Genetic enhancement in a one health world  
Rebecca Walker (University of North Carolina at Chapel Hill) Margaret Waltz Douglas MacKay Jean Cadigan

Paper short abstract:

The one health movement aims to unite human, nonhuman animal, and environmental health goals. How genetic enhancement is perceived and used by scientists and governance stakeholders instead positions animals as collaborators in production of only human health.

Paper long abstract:

Posthumanists often embrace the idea of genetically enhancing humans. These views are outliers in governance debates over acceptable uses of gene editing. Yet, biomedical researchers and agricultural scientists regularly use gene editing to improve animal models of human disease, to enhance animal bodies as food sources, and to improve animal welfare under farmed conditions. This asymmetry between human and animal enhancement raises questions for the one health movement, which aims to unite human, nonhuman animal, and environmental health goals using multidisciplinary lenses. On its face, one health sees nonhuman animals as collaborators in a health production mission. Do these interspecies and ecological health goals undermine the human centric narrative about boundaries for genetic enhancement? Alternatively, should the embrace of genetic enhancement generalize from the other animals to humans?

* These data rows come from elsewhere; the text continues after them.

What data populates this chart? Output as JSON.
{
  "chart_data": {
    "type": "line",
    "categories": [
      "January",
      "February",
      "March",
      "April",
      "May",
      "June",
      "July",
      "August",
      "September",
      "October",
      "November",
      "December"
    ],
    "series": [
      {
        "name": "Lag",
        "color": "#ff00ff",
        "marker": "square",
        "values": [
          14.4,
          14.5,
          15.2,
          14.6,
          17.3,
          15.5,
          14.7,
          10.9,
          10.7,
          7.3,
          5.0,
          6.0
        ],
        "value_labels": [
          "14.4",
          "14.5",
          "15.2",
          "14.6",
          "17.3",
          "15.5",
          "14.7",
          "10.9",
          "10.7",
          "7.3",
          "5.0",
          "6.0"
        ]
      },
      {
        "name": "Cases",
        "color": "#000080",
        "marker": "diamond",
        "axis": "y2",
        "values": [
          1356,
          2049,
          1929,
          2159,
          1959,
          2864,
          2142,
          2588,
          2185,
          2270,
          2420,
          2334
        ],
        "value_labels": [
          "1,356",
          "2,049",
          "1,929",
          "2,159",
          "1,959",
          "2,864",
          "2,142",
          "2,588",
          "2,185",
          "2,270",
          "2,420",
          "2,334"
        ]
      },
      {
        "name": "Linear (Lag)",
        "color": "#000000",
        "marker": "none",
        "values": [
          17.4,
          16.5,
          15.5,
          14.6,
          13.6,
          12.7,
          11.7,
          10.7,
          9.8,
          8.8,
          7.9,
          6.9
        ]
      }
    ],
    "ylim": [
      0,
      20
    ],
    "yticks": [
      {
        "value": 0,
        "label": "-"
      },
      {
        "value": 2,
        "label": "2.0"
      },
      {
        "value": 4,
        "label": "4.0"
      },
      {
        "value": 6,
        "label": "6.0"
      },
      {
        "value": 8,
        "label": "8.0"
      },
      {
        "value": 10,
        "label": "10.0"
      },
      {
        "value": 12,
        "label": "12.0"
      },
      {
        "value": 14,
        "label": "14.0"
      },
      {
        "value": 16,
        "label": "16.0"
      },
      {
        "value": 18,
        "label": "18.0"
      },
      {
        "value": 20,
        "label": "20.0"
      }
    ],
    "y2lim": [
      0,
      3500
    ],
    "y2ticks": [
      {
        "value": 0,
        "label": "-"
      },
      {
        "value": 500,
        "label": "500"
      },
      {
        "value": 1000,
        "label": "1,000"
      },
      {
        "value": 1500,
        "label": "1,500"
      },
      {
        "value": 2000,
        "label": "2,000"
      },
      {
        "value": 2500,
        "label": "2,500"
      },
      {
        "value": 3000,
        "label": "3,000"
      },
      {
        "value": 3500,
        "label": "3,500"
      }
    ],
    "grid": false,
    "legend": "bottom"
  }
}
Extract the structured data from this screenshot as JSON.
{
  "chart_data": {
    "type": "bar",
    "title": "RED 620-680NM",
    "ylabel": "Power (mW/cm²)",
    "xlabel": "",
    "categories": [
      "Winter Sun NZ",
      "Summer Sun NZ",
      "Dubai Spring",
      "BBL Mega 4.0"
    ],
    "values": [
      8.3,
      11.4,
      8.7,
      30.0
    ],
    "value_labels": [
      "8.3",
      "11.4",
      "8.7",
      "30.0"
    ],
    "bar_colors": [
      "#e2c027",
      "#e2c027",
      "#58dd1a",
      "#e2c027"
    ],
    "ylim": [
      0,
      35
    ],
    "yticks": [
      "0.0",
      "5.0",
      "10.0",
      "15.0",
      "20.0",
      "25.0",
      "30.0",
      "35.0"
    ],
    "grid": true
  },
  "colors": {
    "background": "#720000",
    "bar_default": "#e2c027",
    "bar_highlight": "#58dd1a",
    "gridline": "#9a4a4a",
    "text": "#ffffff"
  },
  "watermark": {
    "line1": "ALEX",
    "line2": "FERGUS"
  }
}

We interviewed 81 scientists and governance stakeholders in the gene editing space and describe their views about human and animal genetic enhancement especially how animals are viewed as collaborators in production of human rather than interspecies health. These stakeholders posit strong distinctions between human and other animal enhancement using gene editing. In conversation are the moral status of human as compared with nonhuman animals, the norms of animal breeding practices, and problems of social justice as necessarily human.

In this presentation, we critically analyze these findings with an eye to repositioning animal collaborators in knowledge production as more than mere tools in human health production.